In this article, we will learn about hashing in python, hashing algorithms - MD5 (Message-Digest algorithm 5), SHA-1 (Secure Hash Algorithm 1), SHA-256 (Secure Hash Algorithm 256), SHA-512 (Secure Hash Algorithm 512), and the most recent & recommended hashing technologies for password storage is bcrypt, scrypt,and Argon2.
We will also look into what salting is all about, this is definitely going to be a very interesting article so let's dive right in.
What is Salting?
Cybercrime has increased in frequency over recent years, to gain access to passwords, user information, and other sensitive data, hackers are coming up with a variety of strategies. As a result, it is imperative that developers implement security measures to safeguard the data of their users. Salting passwords is one of these safeguards.
Salting is a security measure that prevents hackers from quickly cracking user passwords. Before hashing a user's password, it adds a random string of characters to it, salt is the name for the arbitrary string. The password and salt are combined, after which the resulting string is hashed. Password cracking techniques like dictionary attacks, brute force attacks, and rainbow table attacks are made more challenging by this process.
Reasons for Salting
There are several reasons why you should use salt when hashing passwords. Some of these reasons include:
Protection against insider attacks: Salting makes it harder for insiders to steal passwords since they won't be able to crack them easily.

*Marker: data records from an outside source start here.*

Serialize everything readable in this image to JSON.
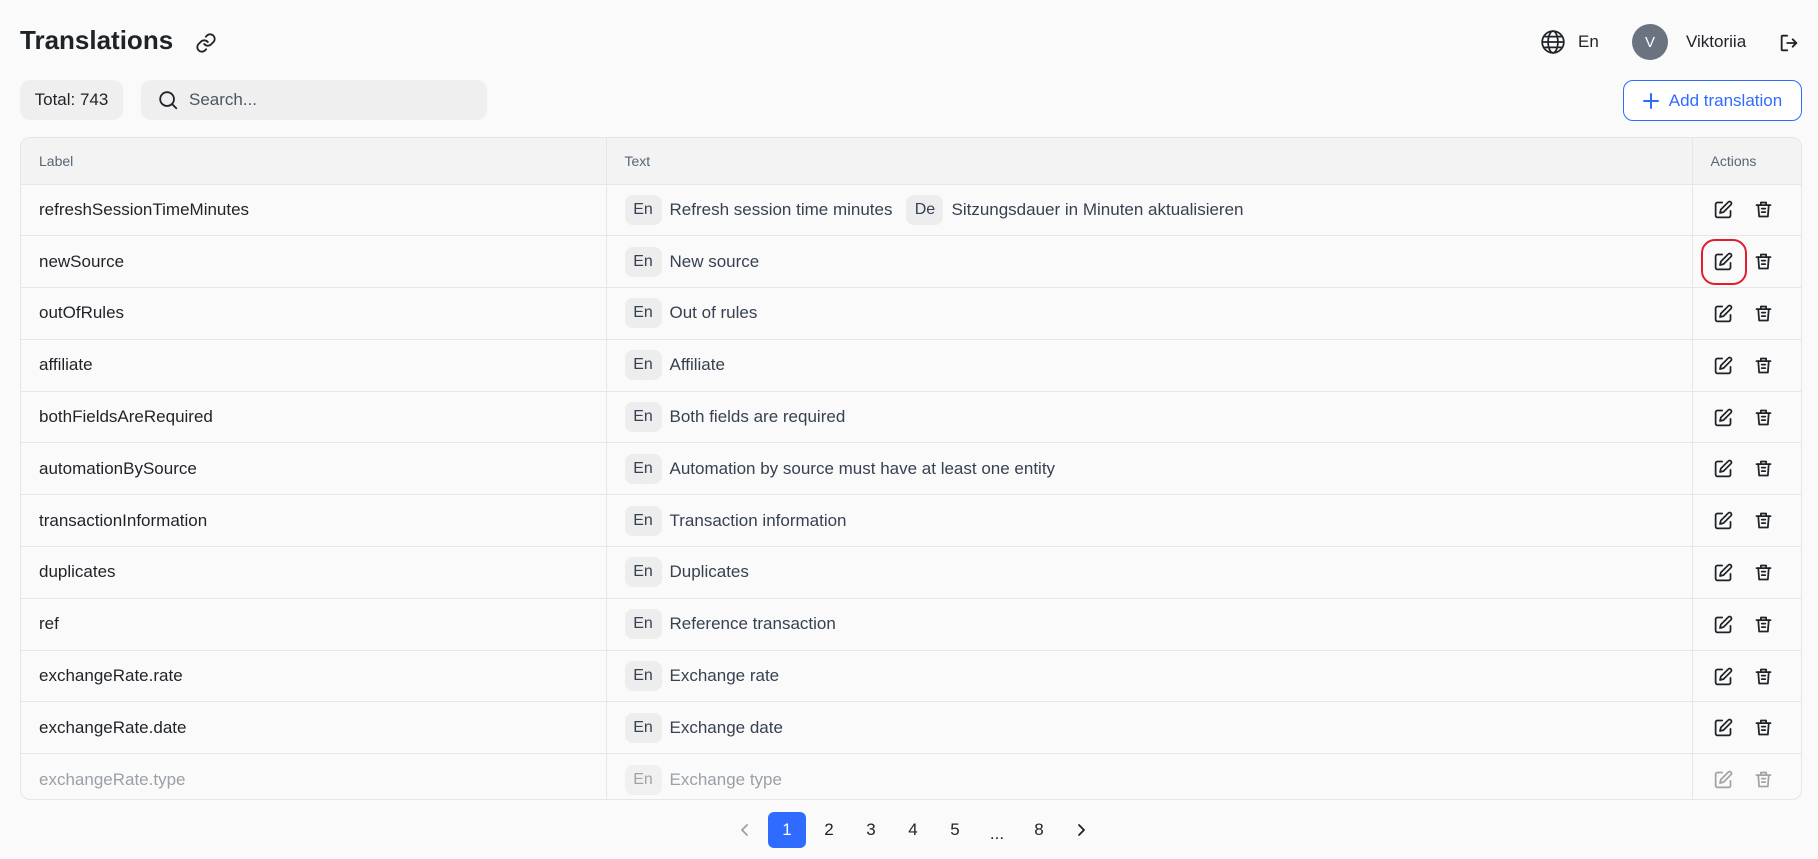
{
  "header": {
    "title": "Translations",
    "language": "En",
    "user": {
      "initial": "V",
      "name": "Viktoriia"
    }
  },
  "toolbar": {
    "total_label": "Total: 743",
    "search_placeholder": "Search...",
    "add_label": "Add translation"
  },
  "table": {
    "columns": [
      "Label",
      "Text",
      "Actions"
    ],
    "rows": [
      {
        "label": "refreshSessionTimeMinutes",
        "texts": [
          {
            "lang": "En",
            "text": "Refresh session time minutes"
          },
          {
            "lang": "De",
            "text": "Sitzungsdauer in Minuten aktualisieren"
          }
        ]
      },
      {
        "label": "newSource",
        "texts": [
          {
            "lang": "En",
            "text": "New source"
          }
        ]
      },
      {
        "label": "outOfRules",
        "texts": [
          {
            "lang": "En",
            "text": "Out of rules"
          }
        ]
      },
      {
        "label": "affiliate",
        "texts": [
          {
            "lang": "En",
            "text": "Affiliate"
          }
        ]
      },
      {
        "label": "bothFieldsAreRequired",
        "texts": [
          {
            "lang": "En",
            "text": "Both fields are required"
          }
        ]
      },
      {
        "label": "automationBySource",
        "texts": [
          {
            "lang": "En",
            "text": "Automation by source must have at least one entity"
          }
        ]
      },
      {
        "label": "transactionInformation",
        "texts": [
          {
            "lang": "En",
            "text": "Transaction information"
          }
        ]
      },
      {
        "label": "duplicates",
        "texts": [
          {
            "lang": "En",
            "text": "Duplicates"
          }
        ]
      },
      {
        "label": "ref",
        "texts": [
          {
            "lang": "En",
            "text": "Reference transaction"
          }
        ]
      },
      {
        "label": "exchangeRate.rate",
        "texts": [
          {
            "lang": "En",
            "text": "Exchange rate"
          }
        ]
      },
      {
        "label": "exchangeRate.date",
        "texts": [
          {
            "lang": "En",
            "text": "Exchange date"
          }
        ]
      },
      {
        "label": "exchangeRate.type",
        "texts": [
          {
            "lang": "En",
            "text": "Exchange type"
          }
        ]
      }
    ]
  },
  "pagination": {
    "pages": [
      "1",
      "2",
      "3",
      "4",
      "5",
      "...",
      "8"
    ],
    "current": "1"
  },
  "colors": {
    "accent": "#2f6bff",
    "highlight": "#e11d2e"
  }
}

Preventing brute force attacks: Brute force attacks involve trying all possible combinations of characters until the correct password is found. With salting, even if a hacker manages to crack one password, it won't work for other users with similar passwords.

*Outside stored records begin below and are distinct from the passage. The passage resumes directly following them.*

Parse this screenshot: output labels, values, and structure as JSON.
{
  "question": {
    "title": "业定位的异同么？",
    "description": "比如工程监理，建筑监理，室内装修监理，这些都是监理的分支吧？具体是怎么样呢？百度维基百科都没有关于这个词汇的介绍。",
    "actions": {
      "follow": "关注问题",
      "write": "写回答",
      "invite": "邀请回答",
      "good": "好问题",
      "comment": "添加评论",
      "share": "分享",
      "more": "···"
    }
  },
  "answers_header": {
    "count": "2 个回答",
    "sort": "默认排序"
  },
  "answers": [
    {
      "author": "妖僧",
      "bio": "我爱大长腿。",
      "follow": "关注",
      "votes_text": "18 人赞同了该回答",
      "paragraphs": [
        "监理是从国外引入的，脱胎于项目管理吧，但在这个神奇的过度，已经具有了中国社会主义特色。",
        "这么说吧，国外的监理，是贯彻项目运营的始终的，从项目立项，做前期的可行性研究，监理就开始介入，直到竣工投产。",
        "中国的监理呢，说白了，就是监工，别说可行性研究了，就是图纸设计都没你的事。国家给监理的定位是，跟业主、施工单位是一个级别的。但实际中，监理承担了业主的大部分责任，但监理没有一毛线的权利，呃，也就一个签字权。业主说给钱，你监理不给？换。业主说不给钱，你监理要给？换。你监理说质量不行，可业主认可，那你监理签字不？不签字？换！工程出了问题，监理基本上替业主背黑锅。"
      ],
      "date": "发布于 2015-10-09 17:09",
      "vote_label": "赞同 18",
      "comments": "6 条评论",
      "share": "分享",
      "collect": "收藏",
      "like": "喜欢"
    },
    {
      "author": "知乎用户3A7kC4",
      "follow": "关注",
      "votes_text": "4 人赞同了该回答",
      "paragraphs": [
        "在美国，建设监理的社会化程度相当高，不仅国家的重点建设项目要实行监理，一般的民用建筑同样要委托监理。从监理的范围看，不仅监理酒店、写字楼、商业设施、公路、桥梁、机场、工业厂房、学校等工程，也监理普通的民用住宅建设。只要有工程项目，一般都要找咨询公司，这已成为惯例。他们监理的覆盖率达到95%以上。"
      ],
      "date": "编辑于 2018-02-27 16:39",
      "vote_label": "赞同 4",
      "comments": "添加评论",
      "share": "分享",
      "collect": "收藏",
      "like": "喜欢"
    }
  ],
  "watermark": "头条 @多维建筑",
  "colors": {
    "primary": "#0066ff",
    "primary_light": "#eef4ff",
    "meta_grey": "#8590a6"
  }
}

Preventing dictionary attacks: With salting, even if the same password is used by multiple users, they will end up with different hashes. This makes it harder for hackers to use pre-computed tables like rainbow tables to crack passwords.

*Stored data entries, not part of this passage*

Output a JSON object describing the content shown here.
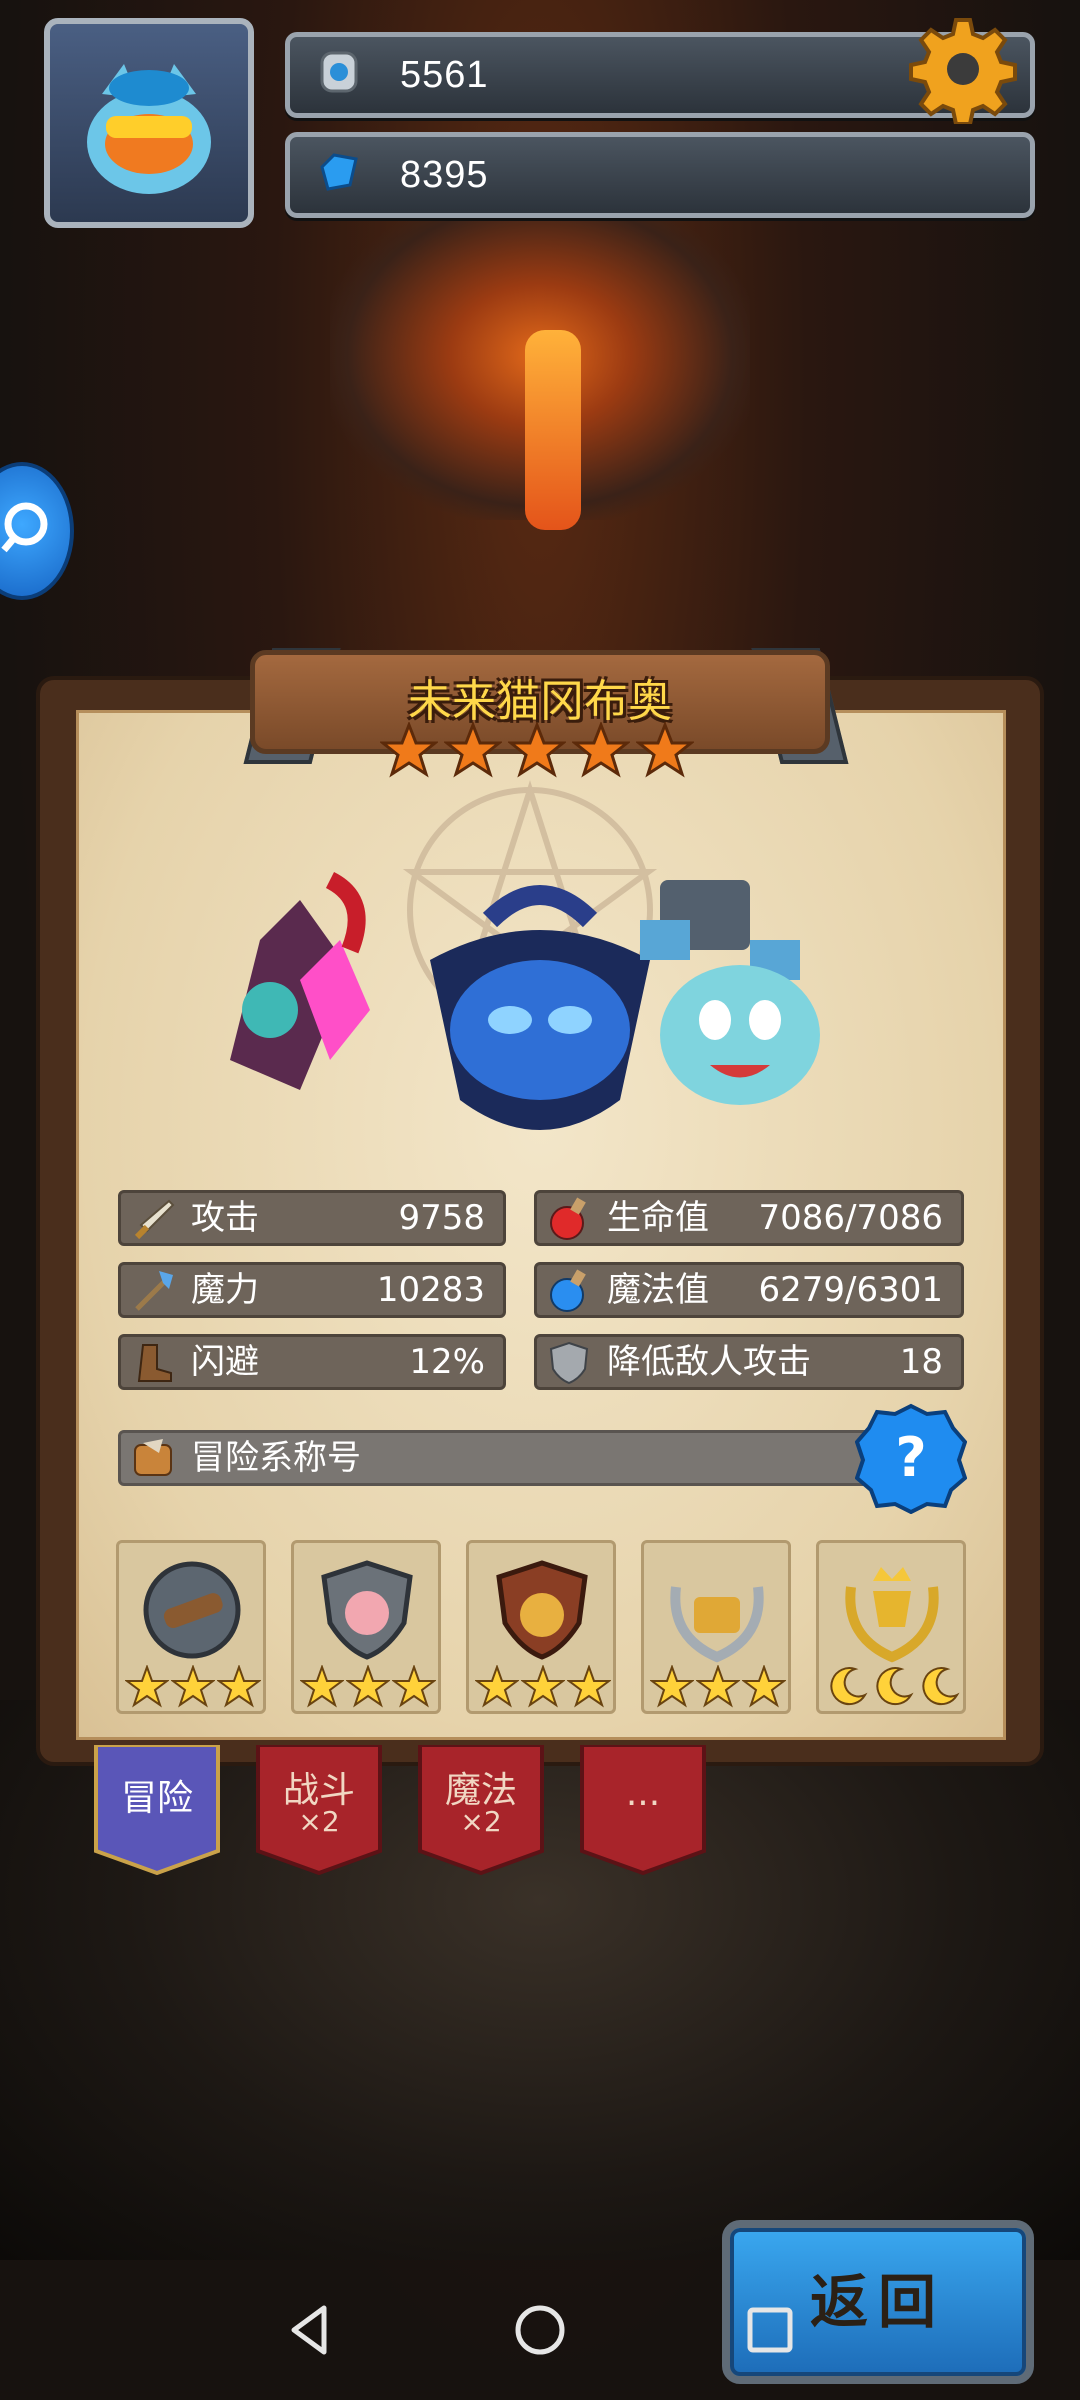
{
  "resources": {
    "coins": "5561",
    "gems": "8395"
  },
  "hero": {
    "name": "未来猫冈布奥",
    "stars": 5
  },
  "stats": [
    {
      "icon": "sword-icon",
      "label": "攻击",
      "value": "9758"
    },
    {
      "icon": "health-potion-icon",
      "label": "生命值",
      "value": "7086/7086"
    },
    {
      "icon": "magic-staff-icon",
      "label": "魔力",
      "value": "10283"
    },
    {
      "icon": "mana-potion-icon",
      "label": "魔法值",
      "value": "6279/6301"
    },
    {
      "icon": "boot-icon",
      "label": "闪避",
      "value": "12%"
    },
    {
      "icon": "shield-icon",
      "label": "降低敌人攻击",
      "value": "18"
    }
  ],
  "title_bar": {
    "icon": "scroll-icon",
    "label": "冒险系称号"
  },
  "medals": [
    {
      "name": "telescope-medal",
      "stars": 3
    },
    {
      "name": "pig-shield-medal",
      "stars": 3
    },
    {
      "name": "money-bag-medal",
      "stars": 3
    },
    {
      "name": "treasure-laurel-medal",
      "stars": 3
    },
    {
      "name": "golden-crown-trophy-medal",
      "stars": 3,
      "star_style": "moon"
    }
  ],
  "tabs": [
    {
      "label": "冒险",
      "sub": "",
      "active": true
    },
    {
      "label": "战斗",
      "sub": "×2",
      "active": false
    },
    {
      "label": "魔法",
      "sub": "×2",
      "active": false
    },
    {
      "label": "...",
      "sub": "",
      "active": false
    }
  ],
  "back_button": {
    "label": "返回"
  },
  "colors": {
    "gold": "#ffd84a",
    "panel": "#efe0c0",
    "tab_red": "#a8242a",
    "tab_blue": "#5a56b8",
    "accent_blue": "#2f8ee8"
  }
}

Compliance with regulations: Many data protection regulations require that passwords be stored securely. Salting passwords is a good way to ensure that you are compliant with these regulations.
In Python, salting can be done using the built-in hashlib
module. Here is an example of how to salt a password in Python:
import hashlib
import os
password = '1234!3#'
salt = os.urandom(32)
hashed_password = hashlib.pbkdf2_hmac('sha256', password.encode('utf-8'), salt, 100000)
In the example above, we first generate a random salt using the os.urandom()
method. We then use the hashlib.pbkdf2_hmac()
method to hash the password with the salt. The pbkdf2_hmac()
method is a key derivation function that is commonly used for password hashing. It takes four arguments:
The hash algorithm to use (in this case, SHA-256).
The password to hash (encoded as bytes).
The salt to use (also encoded as bytes).
The number of iterations to use (100000 in this case).
The output of the pbkdf2_hmac()
method is the hashed password, which can be stored in a database or used for authentication.
With that understanding, let's hop on to learn about hashing.
What is Hashing
Hashing in Python is the process of converting an input into a fixed-length sequence of bytes, called a hash or message digest. The hash is generated using a mathematical function that maps the input data to a fixed-size array of bytes. This process is irreversible, meaning that it is impossible to reconstruct the input data from the hash.
Hashing applications
Hashing has various applications including:
Data Integrity: Hashing can be used to ensure the integrity of data by generating a hash of the data and comparing it with the hash of the original data. If the hashes match, it indicates that the data has not been tampered with.
Password Storage: Hashing is commonly used to store passwords in a secure way. When a user creates a password, it is hashed and stored in a database. When the user logs in, the password they enter is hashed and compared with the stored hash. If the hashes match, the user is authenticated.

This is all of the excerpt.